From an April 9, 2014 note from Macquarie:
95% of Yu E Bao’s money is invested in agreement deposits (协议存款), which are not subject to RRR (Required Reserve Ratio). The ultimate outcome of interest rate liberalization is for regulated interest rates to go up and unregulated interest rates (e.g., returns of private lending, Yu E Bao) to come down, implying better financial resource allocation and stabilized rates over the long term.
Yu E Bao products do not represent financial innovation by nature but take advantage of policy arbitrages by investing in interbank negotiated deposits. In comparison, US money market funds mostly invested in risky assets that are not involved in money creation in the banking system.
These Internet products in China, although limited in size (Rmb500bn vs. total deposit base of Rmb105tr), enjoyed rapid growth this year and posed pressure for banks to increase rates in the competition for deposits, thus pushing up the cost of capital in the whole system.

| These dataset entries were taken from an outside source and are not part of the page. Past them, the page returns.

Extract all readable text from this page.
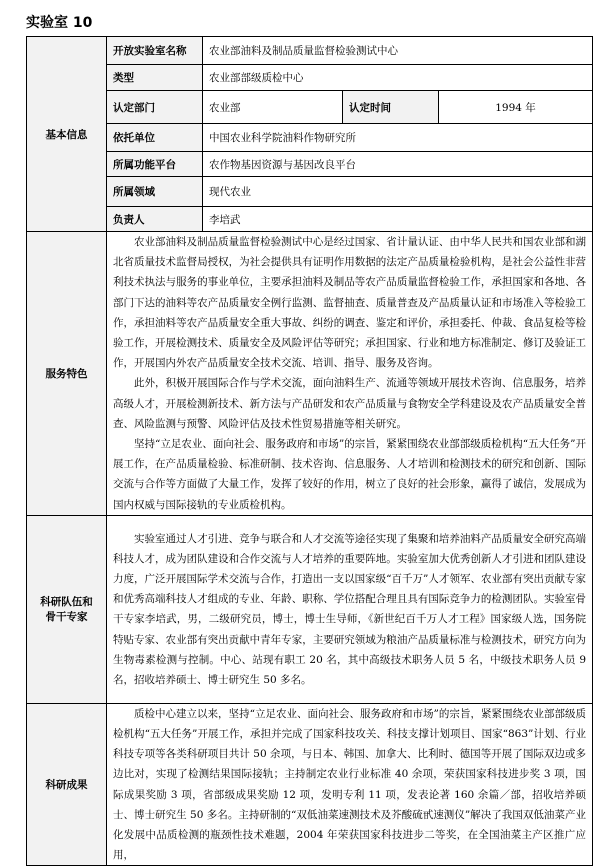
实验室 10
基本信息	开放实验室名称	农业部油料及制品质量监督检验测试中心		
	类型	农业部部级质检中心		
	认定部门	农业部	认定时间	1994 年
	依托单位	中国农业科学院油料作物研究所		
	所属功能平台	农作物基因资源与基因改良平台		
	所属领域	现代农业		
	负责人	李培武		
服务特色	农业部油料及制品质量监督检验测试中心是经过国家、省计量认证、由中华人民共和国农业部和湖北省质量技术监督局授权，为社会提供具有证明作用数据的法定产品质量检验机构，是社会公益性非营利技术执法与服务的事业单位，主要承担油料及制品等农产品质量监督检验工作，承担国家和各地、各部门下达的油料等农产品质量安全例行监测、监督抽查、质量普查及产品质量认证和市场准入等检验工作，承担油料等农产品质量安全重大事故、纠纷的调查、鉴定和评价，承担委托、仲裁、食品复检等检验工作，开展检测技术、质量安全及风险评估等研究；承担国家、行业和地方标准制定、修订及验证工作，开展国内外农产品质量安全技术交流、培训、指导、服务及咨询。

此外，积极开展国际合作与学术交流，面向油料生产、流通等领域开展技术咨询、信息服务，培养高级人才，开展检测新技术、新方法与产品研发和农产品质量与食物安全学科建设及农产品质量安全普查、风险监测与预警、风险评估及技术性贸易措施等相关研究。

坚持“立足农业、面向社会、服务政府和市场”的宗旨，紧紧围绕农业部部级质检机构“五大任务”开展工作，在产品质量检验、标准研制、技术咨询、信息服务、人才培训和检测技术的研究和创新、国际交流与合作等方面做了大量工作，发挥了较好的作用，树立了良好的社会形象，赢得了诚信，发展成为国内权威与国际接轨的专业质检机构。			

科研队伍和
骨干专家	实验室通过人才引进、竞争与联合和人才交流等途径实现了集聚和培养油料产品质量安全研究高端科技人才，成为团队建设和合作交流与人才培养的重要阵地。实验室加大优秀创新人才引进和团队建设力度，广泛开展国际学术交流与合作，打造出一支以国家级“百千万”人才领军、农业部有突出贡献专家和优秀高端科技人才组成的专业、年龄、职称、学位搭配合理且具有国际竞争力的检测团队。实验室骨干专家李培武，男，二级研究员，博士，博士生导师，《新世纪百千万人才工程》国家级人选，国务院特贴专家、农业部有突出贡献中青年专家，主要研究领域为粮油产品质量标准与检测技术，研究方向为生物毒素检测与控制。中心、站现有职工 20 名，其中高级技术职务人员 5 名，中级技术职务人员 9 名，招收培养硕士、博士研究生 50 多名。			

科研成果	质检中心建立以来，坚持“立足农业、面向社会、服务政府和市场”的宗旨，紧紧围绕农业部部级质检机构“五大任务”开展工作，承担并完成了国家科技攻关、科技支撑计划项目、国家“863”计划、行业科技专项等各类科研项目共计 50 余项，与日本、韩国、加拿大、比利时、德国等开展了国际双边或多边比对，实现了检测结果国际接轨；主持制定农业行业标准 40 余项，荣获国家科技进步奖 3 项，国际成果奖励 3 项，省部级成果奖励 12 项，发明专利 11 项，发表论著 160 余篇／部，招收培养硕士、博士研究生 50 多名。主持研制的“双低油菜速测技术及芥酸硫甙速测仪”解决了我国双低油菜产业化发展中品质检测的瓶颈性技术难题，2004 年荣获国家科技进步二等奖，在全国油菜主产区推广应用，			
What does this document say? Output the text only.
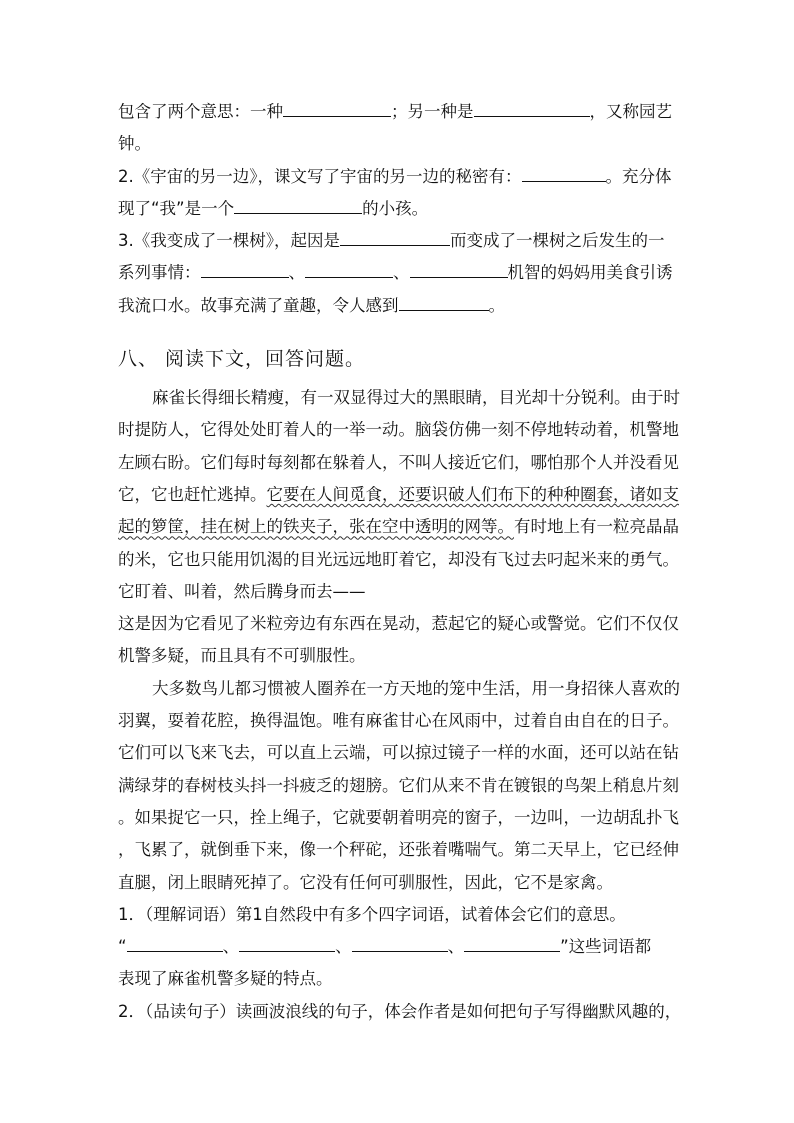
包含了两个意思：一种	；另一种是	，又称园艺
钟。
2.《宇宙的另一边》，课文写了宇宙的另一边的秘密有：	。充分体
现了“我”是一个	的小孩。
3.《我变成了一棵树》，起因是	而变成了一棵树之后发生的一
系列事情：	、	、	机智的妈妈用美食引诱
我流口水。故事充满了童趣，令人感到	。
八、 阅读下文，回答问题。
麻雀长得细长精瘦，有一双显得过大的黑眼睛，目光却十分锐利。由于时
时提防人，它得处处盯着人的一举一动。脑袋仿佛一刻不停地转动着，机警地
左顾右盼。它们每时每刻都在躲着人，不叫人接近它们，哪怕那个人并没看见
它，它也赶忙逃掉。它要在人间觅食，还要识破人们布下的种种圈套，诸如支
起的箩筐，挂在树上的铁夹子，张在空中透明的网等。有时地上有一粒亮晶晶
的米，它也只能用饥渴的目光远远地盯着它，却没有飞过去叼起米来的勇气。
它盯着、叫着，然后腾身而去——
这是因为它看见了米粒旁边有东西在晃动，惹起它的疑心或警觉。它们不仅仅
机警多疑，而且具有不可驯服性。
大多数鸟儿都习惯被人圈养在一方天地的笼中生活，用一身招徕人喜欢的
羽翼，耍着花腔，换得温饱。唯有麻雀甘心在风雨中，过着自由自在的日子。
它们可以飞来飞去，可以直上云端，可以掠过镜子一样的水面，还可以站在钻
满绿芽的春树枝头抖一抖疲乏的翅膀。它们从来不肯在镀银的鸟架上稍息片刻
。如果捉它一只，拴上绳子，它就要朝着明亮的窗子，一边叫，一边胡乱扑飞
，飞累了，就倒垂下来，像一个秤砣，还张着嘴喘气。第二天早上，它已经伸
直腿，闭上眼睛死掉了。它没有任何可驯服性，因此，它不是家禽。
1．（理解词语）第1自然段中有多个四字词语，试着体会它们的意思。
“	、	、	、	”这些词语都
表现了麻雀机警多疑的特点。
2．（品读句子）读画波浪线的句子，体会作者是如何把句子写得幽默风趣的，
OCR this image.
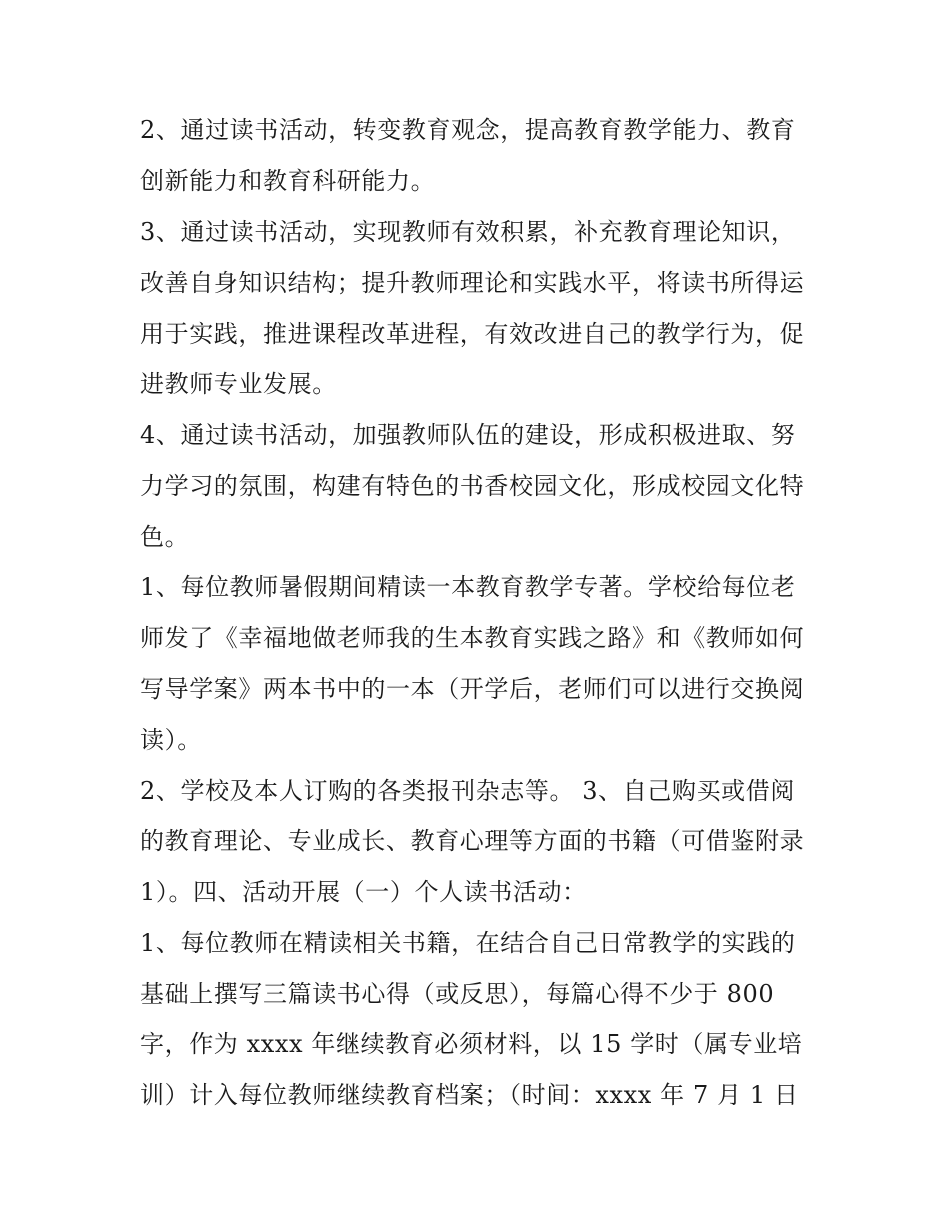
2、通过读书活动，转变教育观念，提高教育教学能力、教育
创新能力和教育科研能力。
3、通过读书活动，实现教师有效积累，补充教育理论知识，
改善自身知识结构；提升教师理论和实践水平，将读书所得运
用于实践，推进课程改革进程，有效改进自己的教学行为，促
进教师专业发展。
4、通过读书活动，加强教师队伍的建设，形成积极进取、努
力学习的氛围，构建有特色的书香校园文化，形成校园文化特
色。
1、每位教师暑假期间精读一本教育教学专著。学校给每位老
师发了《幸福地做老师我的生本教育实践之路》和《教师如何
写导学案》两本书中的一本（开学后，老师们可以进行交换阅
读）。
2、学校及本人订购的各类报刊杂志等。 3、自己购买或借阅
的教育理论、专业成长、教育心理等方面的书籍（可借鉴附录
1）。四、活动开展（一）个人读书活动：
1、每位教师在精读相关书籍，在结合自己日常教学的实践的
基础上撰写三篇读书心得（或反思），每篇心得不少于 800
字，作为 xxxx 年继续教育必须材料，以 15 学时（属专业培
训）计入每位教师继续教育档案；（时间：xxxx 年 7 月 1 日
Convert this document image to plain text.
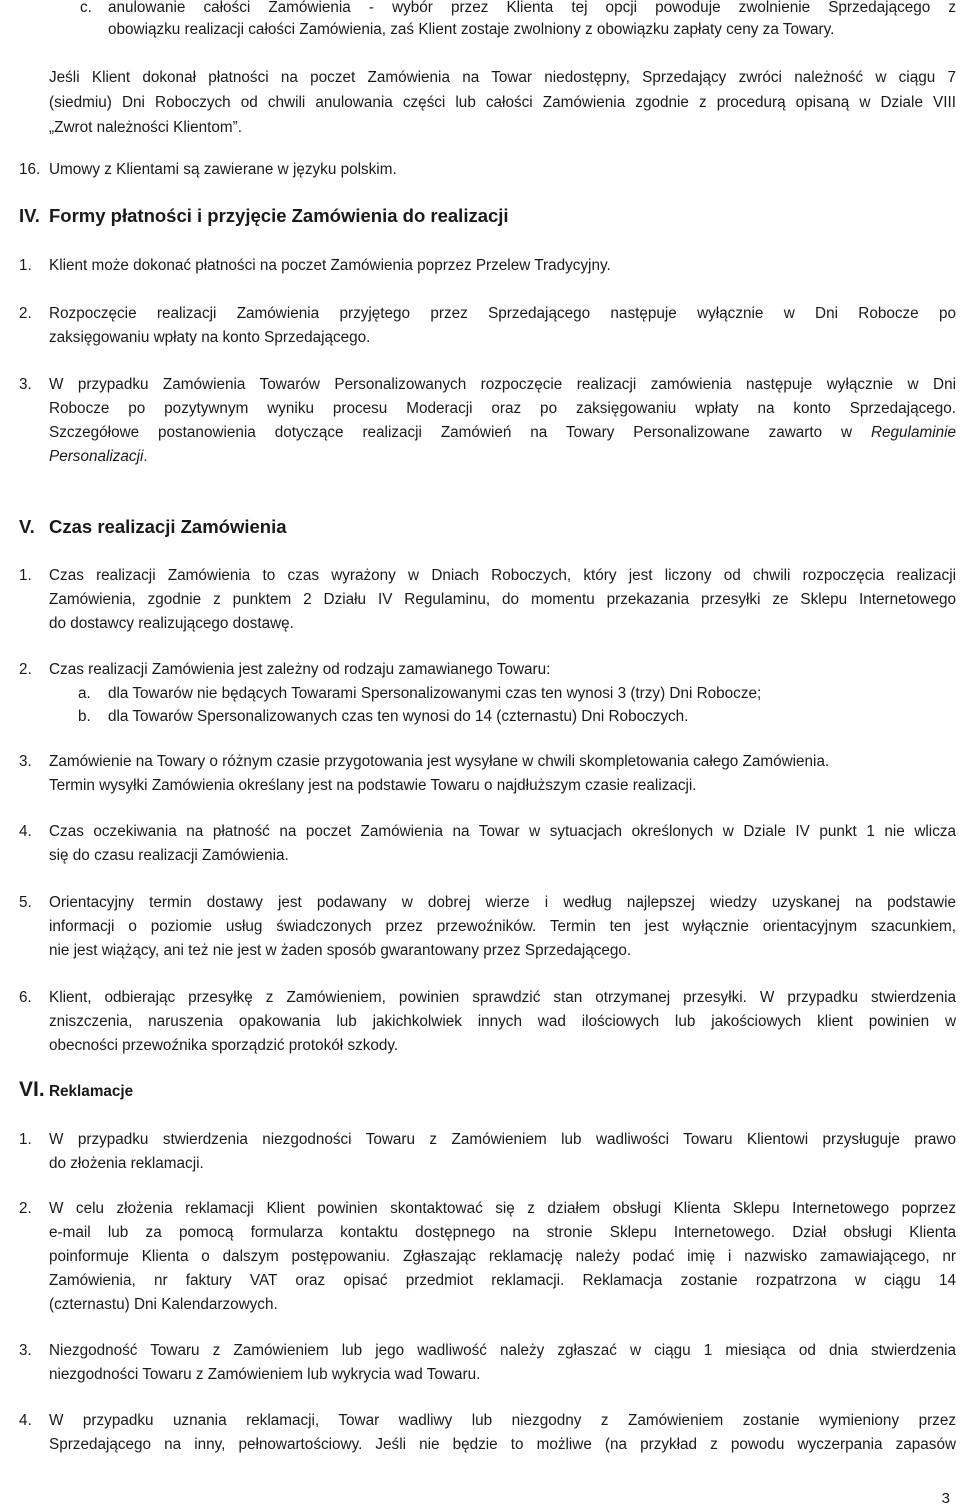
c. anulowanie całości Zamówienia - wybór przez Klienta tej opcji powoduje zwolnienie Sprzedającego z
obowiązku realizacji całości Zamówienia, zaś Klient zostaje zwolniony z obowiązku zapłaty ceny za Towary.
Jeśli Klient dokonał płatności na poczet Zamówienia na Towar niedostępny, Sprzedający zwróci należność w ciągu 7
(siedmiu) Dni Roboczych od chwili anulowania części lub całości Zamówienia zgodnie z procedurą opisaną w Dziale VIII
„Zwrot należności Klientom”.
16. Umowy z Klientami są zawierane w języku polskim.
IV. Formy płatności i przyjęcie Zamówienia do realizacji
1. Klient może dokonać płatności na poczet Zamówienia poprzez Przelew Tradycyjny.
2. Rozpoczęcie realizacji Zamówienia przyjętego przez Sprzedającego następuje wyłącznie w Dni Robocze po
zaksięgowaniu wpłaty na konto Sprzedającego.
3. W przypadku Zamówienia Towarów Personalizowanych rozpoczęcie realizacji zamówienia następuje wyłącznie w Dni
Robocze po pozytywnym wyniku procesu Moderacji oraz po zaksięgowaniu wpłaty na konto Sprzedającego.
Szczegółowe postanowienia dotyczące realizacji Zamówień na Towary Personalizowane zawarto w Regulaminie
Personalizacji.
V. Czas realizacji Zamówienia
1. Czas realizacji Zamówienia to czas wyrażony w Dniach Roboczych, który jest liczony od chwili rozpoczęcia realizacji
Zamówienia, zgodnie z punktem 2 Działu IV Regulaminu, do momentu przekazania przesyłki ze Sklepu Internetowego
do dostawcy realizującego dostawę.
2. Czas realizacji Zamówienia jest zależny od rodzaju zamawianego Towaru:
a. dla Towarów nie będących Towarami Spersonalizowanymi czas ten wynosi 3 (trzy) Dni Robocze;
b. dla Towarów Spersonalizowanych czas ten wynosi do 14 (czternastu) Dni Roboczych.
3. Zamówienie na Towary o różnym czasie przygotowania jest wysyłane w chwili skompletowania całego Zamówienia.
Termin wysyłki Zamówienia określany jest na podstawie Towaru o najdłuższym czasie realizacji.
4. Czas oczekiwania na płatność na poczet Zamówienia na Towar w sytuacjach określonych w Dziale IV punkt 1 nie wlicza
się do czasu realizacji Zamówienia.
5. Orientacyjny termin dostawy jest podawany w dobrej wierze i według najlepszej wiedzy uzyskanej na podstawie
informacji o poziomie usług świadczonych przez przewoźników. Termin ten jest wyłącznie orientacyjnym szacunkiem,
nie jest wiążący, ani też nie jest w żaden sposób gwarantowany przez Sprzedającego.
6. Klient, odbierając przesyłkę z Zamówieniem, powinien sprawdzić stan otrzymanej przesyłki. W przypadku stwierdzenia
zniszczenia, naruszenia opakowania lub jakichkolwiek innych wad ilościowych lub jakościowych klient powinien w
obecności przewoźnika sporządzić protokół szkody.
VI. Reklamacje
1. W przypadku stwierdzenia niezgodności Towaru z Zamówieniem lub wadliwości Towaru Klientowi przysługuje prawo
do złożenia reklamacji.
2. W celu złożenia reklamacji Klient powinien skontaktować się z działem obsługi Klienta Sklepu Internetowego poprzez
e-mail lub za pomocą formularza kontaktu dostępnego na stronie Sklepu Internetowego. Dział obsługi Klienta
poinformuje Klienta o dalszym postępowaniu. Zgłaszając reklamację należy podać imię i nazwisko zamawiającego, nr
Zamówienia, nr faktury VAT oraz opisać przedmiot reklamacji. Reklamacja zostanie rozpatrzona w ciągu 14
(czternastu) Dni Kalendarzowych.
3. Niezgodność Towaru z Zamówieniem lub jego wadliwość należy zgłaszać w ciągu 1 miesiąca od dnia stwierdzenia
niezgodności Towaru z Zamówieniem lub wykrycia wad Towaru.
4. W przypadku uznania reklamacji, Towar wadliwy lub niezgodny z Zamówieniem zostanie wymieniony przez
Sprzedającego na inny, pełnowartościowy. Jeśli nie będzie to możliwe (na przykład z powodu wyczerpania zapasów
3
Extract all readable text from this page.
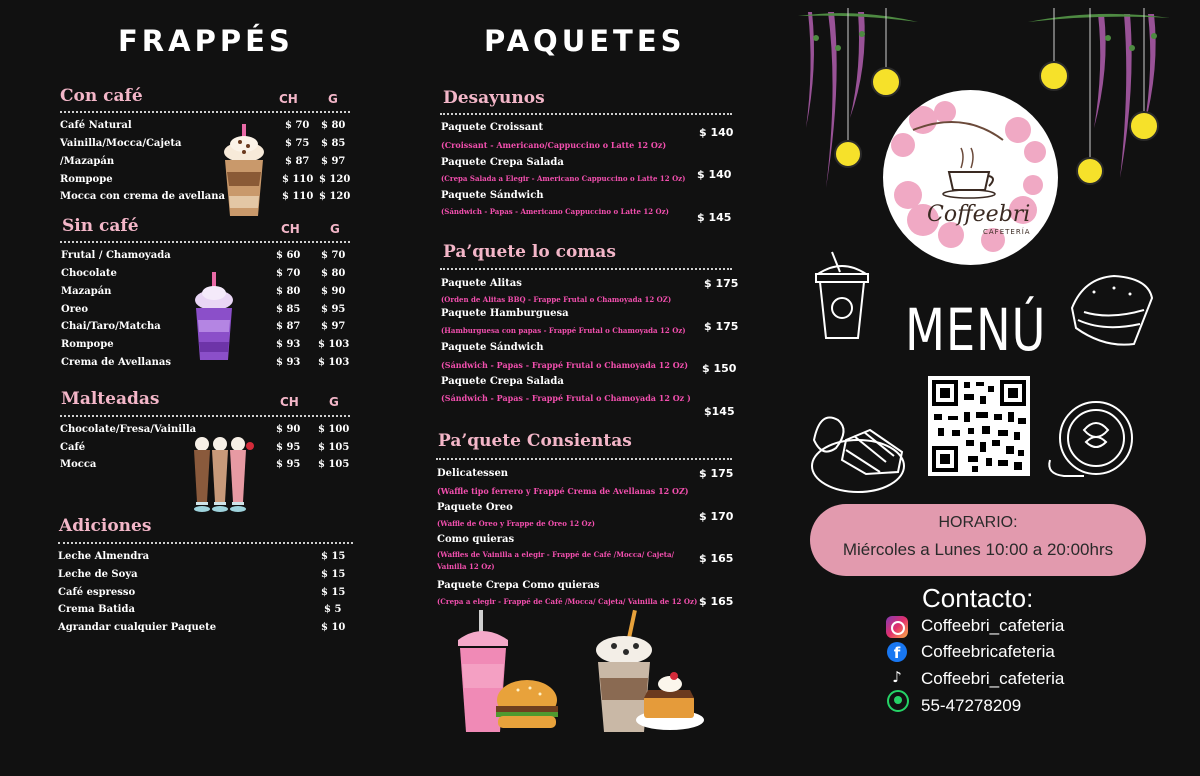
FRAPPÉS
Con café	CH	G
Café Natural	$ 70 $ 80
Vainilla/Mocca/Cajeta	$ 75 $ 85
/Mazapán	$ 87 $ 97
Rompope	$ 110 $ 120
Mocca con crema de avellana	$ 110 $ 120
Sin café	CH	G
Frutal / Chamoyada	$ 60 $ 70
Chocolate	$ 70 $ 80
Mazapán	$ 80 $ 90
Oreo	$ 85 $ 95
Chai/Taro/Matcha	$ 87 $ 97
Rompope	$ 93 $ 103
Crema de Avellanas	$ 93 $ 103
Malteadas	CH	G
Chocolate/Fresa/Vainilla	$ 90 $ 100
Café	$ 95 $ 105
Mocca	$ 95 $ 105
Adiciones
Leche Almendra	$ 15
Leche de Soya	$ 15
Café espresso	$ 15
Crema Batida	$ 5
Agrandar cualquier Paquete	$ 10
PAQUETES
Desayunos
Paquete Croissant
(Croissant - Americano/Cappuccino o Latte 12 Oz)
$ 140
Paquete Crepa Salada
(Crepa Salada a Elegir - Americano Cappuccino o Latte 12 Oz) $ 140
Paquete Sándwich
(Sándwich - Papas - Americano Cappuccino o Latte 12 Oz)	$ 145
Pa’quete lo comas
Paquete Alitas
(Orden de Alitas BBQ - Frappe Frutal o Chamoyada 12 OZ)
$ 175
Paquete Hamburguesa
(Hamburguesa con papas - Frappé Frutal o Chamoyada 12 Oz) $ 175
Paquete Sándwich
(Sándwich - Papas - Frappé Frutal o Chamoyada 12 Oz) $ 150
Paquete Crepa Salada
(Sándwich - Papas - Frappé Frutal o Chamoyada 12 Oz )
$145
Pa’quete Consientas
Delicatessen
(Waffle tipo ferrero y Frappé Crema de Avellanas 12 OZ)
$ 175
Paquete Oreo
(Waffle de Oreo y Frappe de Oreo 12 Oz)
$ 170
Como quieras
(Waffles de Vainilla a elegir - Frappé de Café /Mocca/ Cajeta/
Vainilla 12 Oz)
$ 165
Paquete Crepa Como quieras
(Crepa a elegir - Frappé de Café /Mocca/ Cajeta/ Vainilla de 12 Oz) $ 165
Coffeebri
CAFETERÍA
MENÚ
HORARIO:
Miércoles a Lunes 10:00 a 20:00hrs
Contacto:
Coffeebri_cafeteria
f	Coffeebricafeteria
♪ Coffeebri_cafeteria
55-47278209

The policymakers, therefore, suggest regulating the Internet Finance products by requiring deposit reserves. Assuming 20% of the Internet money market funds are submitted as reserves at the PBOC in exchange for a return of 1.62%, yields on the “Yu E Bao” will come down by at least one percentage point.
While interest rate liberalization will inevitably bring down NIMs, we believe the market has been overly bearish on the long-term impact on banks’ profitability. In addition, potential regulations on the Internet money market funds may help relieve some pressure for banks suffering from intensifying competition for deposits and high cost of capital.